Although studies on corporate governance over the last two decades have brought considerable insights on how corporate governance helps increase the effectiveness of the boards of directors, better understand managerial actions, and regulate the interactions of firms with their environment, many questions are still open to debate and further research is needed to better understand, for example, the various implications that different corporate governance practices have on firm’s capital structure, organizational behavior, and managerial actions. This Special Issue of the Journal of Management and Governance aims to draw some lessons from recent studies with international perspectives. It particularly features issues related to executive compensation, ownership structure, market competition, and governance of micro-finance institutions.

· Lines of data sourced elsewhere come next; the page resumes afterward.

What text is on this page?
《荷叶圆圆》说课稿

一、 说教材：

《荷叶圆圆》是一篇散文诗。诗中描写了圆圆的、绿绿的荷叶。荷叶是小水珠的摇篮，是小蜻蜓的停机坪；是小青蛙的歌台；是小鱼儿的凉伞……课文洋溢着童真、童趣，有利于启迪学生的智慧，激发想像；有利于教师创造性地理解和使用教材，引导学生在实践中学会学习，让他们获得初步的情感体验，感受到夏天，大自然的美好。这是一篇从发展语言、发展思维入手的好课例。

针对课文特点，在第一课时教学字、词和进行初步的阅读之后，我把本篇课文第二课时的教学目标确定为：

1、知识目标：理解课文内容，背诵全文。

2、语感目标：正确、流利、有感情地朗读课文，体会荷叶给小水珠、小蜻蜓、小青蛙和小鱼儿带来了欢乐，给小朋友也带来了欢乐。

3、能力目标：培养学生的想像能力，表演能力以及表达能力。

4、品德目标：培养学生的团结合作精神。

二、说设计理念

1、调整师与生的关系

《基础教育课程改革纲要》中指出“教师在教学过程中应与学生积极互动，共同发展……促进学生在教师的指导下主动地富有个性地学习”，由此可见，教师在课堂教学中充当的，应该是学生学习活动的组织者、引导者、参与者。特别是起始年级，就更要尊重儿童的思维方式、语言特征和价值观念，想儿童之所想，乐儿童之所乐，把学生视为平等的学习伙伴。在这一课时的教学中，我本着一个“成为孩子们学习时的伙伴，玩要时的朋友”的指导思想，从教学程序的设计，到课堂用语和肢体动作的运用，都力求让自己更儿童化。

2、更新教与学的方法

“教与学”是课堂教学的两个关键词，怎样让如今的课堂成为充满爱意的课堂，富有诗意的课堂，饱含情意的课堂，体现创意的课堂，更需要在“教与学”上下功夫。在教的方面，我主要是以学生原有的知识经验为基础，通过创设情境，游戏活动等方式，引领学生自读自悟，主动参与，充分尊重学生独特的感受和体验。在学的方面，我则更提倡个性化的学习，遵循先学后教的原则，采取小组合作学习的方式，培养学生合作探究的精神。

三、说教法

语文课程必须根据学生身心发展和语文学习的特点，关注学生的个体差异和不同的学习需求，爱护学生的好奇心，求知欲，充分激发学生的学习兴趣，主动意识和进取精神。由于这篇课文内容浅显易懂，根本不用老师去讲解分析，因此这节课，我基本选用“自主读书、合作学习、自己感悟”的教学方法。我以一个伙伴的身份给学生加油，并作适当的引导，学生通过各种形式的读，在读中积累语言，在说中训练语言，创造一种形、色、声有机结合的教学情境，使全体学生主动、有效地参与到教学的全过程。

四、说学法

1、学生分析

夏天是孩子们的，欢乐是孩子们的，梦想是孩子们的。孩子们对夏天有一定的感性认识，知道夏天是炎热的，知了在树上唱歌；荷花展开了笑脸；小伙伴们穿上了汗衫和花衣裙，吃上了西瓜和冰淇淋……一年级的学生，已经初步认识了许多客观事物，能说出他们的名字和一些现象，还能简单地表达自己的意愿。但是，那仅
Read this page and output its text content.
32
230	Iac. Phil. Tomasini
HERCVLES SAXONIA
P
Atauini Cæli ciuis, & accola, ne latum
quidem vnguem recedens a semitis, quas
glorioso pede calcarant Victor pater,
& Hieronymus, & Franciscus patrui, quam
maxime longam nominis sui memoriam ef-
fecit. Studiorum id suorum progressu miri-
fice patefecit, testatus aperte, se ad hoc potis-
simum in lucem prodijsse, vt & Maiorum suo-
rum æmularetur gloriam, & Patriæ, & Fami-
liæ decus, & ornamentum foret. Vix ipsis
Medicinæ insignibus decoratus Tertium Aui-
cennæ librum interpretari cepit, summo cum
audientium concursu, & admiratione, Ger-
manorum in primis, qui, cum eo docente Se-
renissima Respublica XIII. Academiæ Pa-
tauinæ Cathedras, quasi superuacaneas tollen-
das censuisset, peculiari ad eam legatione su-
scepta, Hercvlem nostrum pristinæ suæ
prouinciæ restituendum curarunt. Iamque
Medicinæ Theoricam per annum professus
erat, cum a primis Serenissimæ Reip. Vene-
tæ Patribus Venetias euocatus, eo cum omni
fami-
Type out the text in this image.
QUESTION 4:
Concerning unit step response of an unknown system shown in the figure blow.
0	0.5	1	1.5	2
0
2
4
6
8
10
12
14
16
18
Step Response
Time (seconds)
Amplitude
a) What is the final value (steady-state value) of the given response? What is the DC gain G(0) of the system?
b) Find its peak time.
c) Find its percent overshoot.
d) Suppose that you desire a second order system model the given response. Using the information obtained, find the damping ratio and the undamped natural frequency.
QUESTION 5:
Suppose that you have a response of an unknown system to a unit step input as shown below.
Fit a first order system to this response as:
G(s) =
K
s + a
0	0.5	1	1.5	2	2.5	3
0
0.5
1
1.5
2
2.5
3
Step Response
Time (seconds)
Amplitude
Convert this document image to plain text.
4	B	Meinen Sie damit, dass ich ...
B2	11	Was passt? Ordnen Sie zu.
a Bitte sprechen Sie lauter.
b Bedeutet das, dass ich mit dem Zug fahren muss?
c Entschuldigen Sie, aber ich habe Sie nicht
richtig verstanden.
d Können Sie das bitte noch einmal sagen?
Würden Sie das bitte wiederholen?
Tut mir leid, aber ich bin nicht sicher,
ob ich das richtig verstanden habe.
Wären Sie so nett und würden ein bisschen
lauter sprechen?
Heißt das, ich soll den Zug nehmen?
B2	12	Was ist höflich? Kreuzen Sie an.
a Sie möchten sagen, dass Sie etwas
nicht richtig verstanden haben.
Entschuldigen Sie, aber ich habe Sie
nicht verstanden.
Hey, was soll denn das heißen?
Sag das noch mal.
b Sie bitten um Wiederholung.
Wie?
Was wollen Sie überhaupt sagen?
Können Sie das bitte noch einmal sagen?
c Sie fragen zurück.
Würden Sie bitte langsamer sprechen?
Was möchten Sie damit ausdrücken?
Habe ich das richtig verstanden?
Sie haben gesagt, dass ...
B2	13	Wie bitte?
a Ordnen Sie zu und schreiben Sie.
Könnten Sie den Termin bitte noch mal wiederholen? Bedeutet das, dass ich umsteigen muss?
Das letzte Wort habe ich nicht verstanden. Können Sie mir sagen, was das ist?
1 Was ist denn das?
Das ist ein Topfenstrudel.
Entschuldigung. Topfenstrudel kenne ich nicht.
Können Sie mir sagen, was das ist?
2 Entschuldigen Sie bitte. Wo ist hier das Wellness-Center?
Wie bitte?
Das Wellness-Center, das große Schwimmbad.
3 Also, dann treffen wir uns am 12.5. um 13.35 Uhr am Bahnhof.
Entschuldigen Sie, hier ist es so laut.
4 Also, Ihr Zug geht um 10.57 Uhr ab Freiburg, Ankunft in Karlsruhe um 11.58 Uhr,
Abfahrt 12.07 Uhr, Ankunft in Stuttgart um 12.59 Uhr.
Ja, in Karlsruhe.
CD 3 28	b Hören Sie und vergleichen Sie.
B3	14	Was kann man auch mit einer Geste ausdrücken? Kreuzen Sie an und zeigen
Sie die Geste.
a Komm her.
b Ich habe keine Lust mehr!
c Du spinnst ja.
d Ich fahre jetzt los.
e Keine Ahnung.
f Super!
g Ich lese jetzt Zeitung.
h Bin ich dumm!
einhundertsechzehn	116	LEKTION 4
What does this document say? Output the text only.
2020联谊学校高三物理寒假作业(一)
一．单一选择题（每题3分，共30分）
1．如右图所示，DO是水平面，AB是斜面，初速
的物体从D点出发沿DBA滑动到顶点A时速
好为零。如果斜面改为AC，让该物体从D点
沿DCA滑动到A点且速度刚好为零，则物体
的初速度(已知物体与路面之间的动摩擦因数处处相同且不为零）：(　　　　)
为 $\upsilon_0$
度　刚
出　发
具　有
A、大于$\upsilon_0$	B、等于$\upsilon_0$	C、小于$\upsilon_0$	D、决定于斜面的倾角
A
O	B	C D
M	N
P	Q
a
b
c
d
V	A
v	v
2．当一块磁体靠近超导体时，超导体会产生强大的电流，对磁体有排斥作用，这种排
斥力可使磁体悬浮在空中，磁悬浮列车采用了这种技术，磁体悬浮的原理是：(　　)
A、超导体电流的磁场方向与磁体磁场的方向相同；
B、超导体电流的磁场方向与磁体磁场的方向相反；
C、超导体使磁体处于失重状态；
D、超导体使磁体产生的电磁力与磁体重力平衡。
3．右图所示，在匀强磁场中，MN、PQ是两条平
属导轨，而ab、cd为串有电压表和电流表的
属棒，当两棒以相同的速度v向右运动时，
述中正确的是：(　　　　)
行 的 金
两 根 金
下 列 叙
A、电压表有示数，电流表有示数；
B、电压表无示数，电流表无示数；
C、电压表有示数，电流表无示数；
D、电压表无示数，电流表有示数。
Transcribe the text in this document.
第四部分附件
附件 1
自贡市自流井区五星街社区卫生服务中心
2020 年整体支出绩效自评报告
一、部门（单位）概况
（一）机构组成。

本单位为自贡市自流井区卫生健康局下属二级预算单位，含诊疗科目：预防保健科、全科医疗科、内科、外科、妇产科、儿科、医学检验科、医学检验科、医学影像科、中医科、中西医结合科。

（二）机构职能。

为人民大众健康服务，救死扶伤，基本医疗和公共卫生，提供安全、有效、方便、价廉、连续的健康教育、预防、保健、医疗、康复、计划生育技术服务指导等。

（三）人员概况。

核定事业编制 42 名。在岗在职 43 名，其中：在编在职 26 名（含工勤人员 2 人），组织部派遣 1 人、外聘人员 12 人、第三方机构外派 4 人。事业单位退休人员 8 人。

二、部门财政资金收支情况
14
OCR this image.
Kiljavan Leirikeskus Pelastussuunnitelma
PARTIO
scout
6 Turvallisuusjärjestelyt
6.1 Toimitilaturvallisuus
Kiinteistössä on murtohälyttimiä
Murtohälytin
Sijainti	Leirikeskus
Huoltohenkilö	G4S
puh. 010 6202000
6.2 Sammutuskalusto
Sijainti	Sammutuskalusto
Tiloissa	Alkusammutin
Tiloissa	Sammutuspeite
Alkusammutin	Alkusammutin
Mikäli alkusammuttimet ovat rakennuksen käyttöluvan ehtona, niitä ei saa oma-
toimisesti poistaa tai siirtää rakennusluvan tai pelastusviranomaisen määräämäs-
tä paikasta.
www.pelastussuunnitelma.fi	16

The first paper in this special issue “Does Location Influence Executive Compensation? Evidence from Canadian SMEs” by Harjeet S. Bhabra (John Molson School of Business, Concordia University, Montreal, Canada) and Ashrafee T. Hossain (Memorial University of Newfoundland, St. John’s, Canada) analyzes the effect of geographic location on the level and structure of executive compensation of small and medium Canadian enterprises. There is a large body of literature that shows the importance of geographic distance in shaping the costs of monitoring managers. Indeed, the farther the firm is from urban centers, the higher the informational asymmetries and agency problems it faces, which has important implications for corporate policy choices (cost of capital, investment policy, etc.).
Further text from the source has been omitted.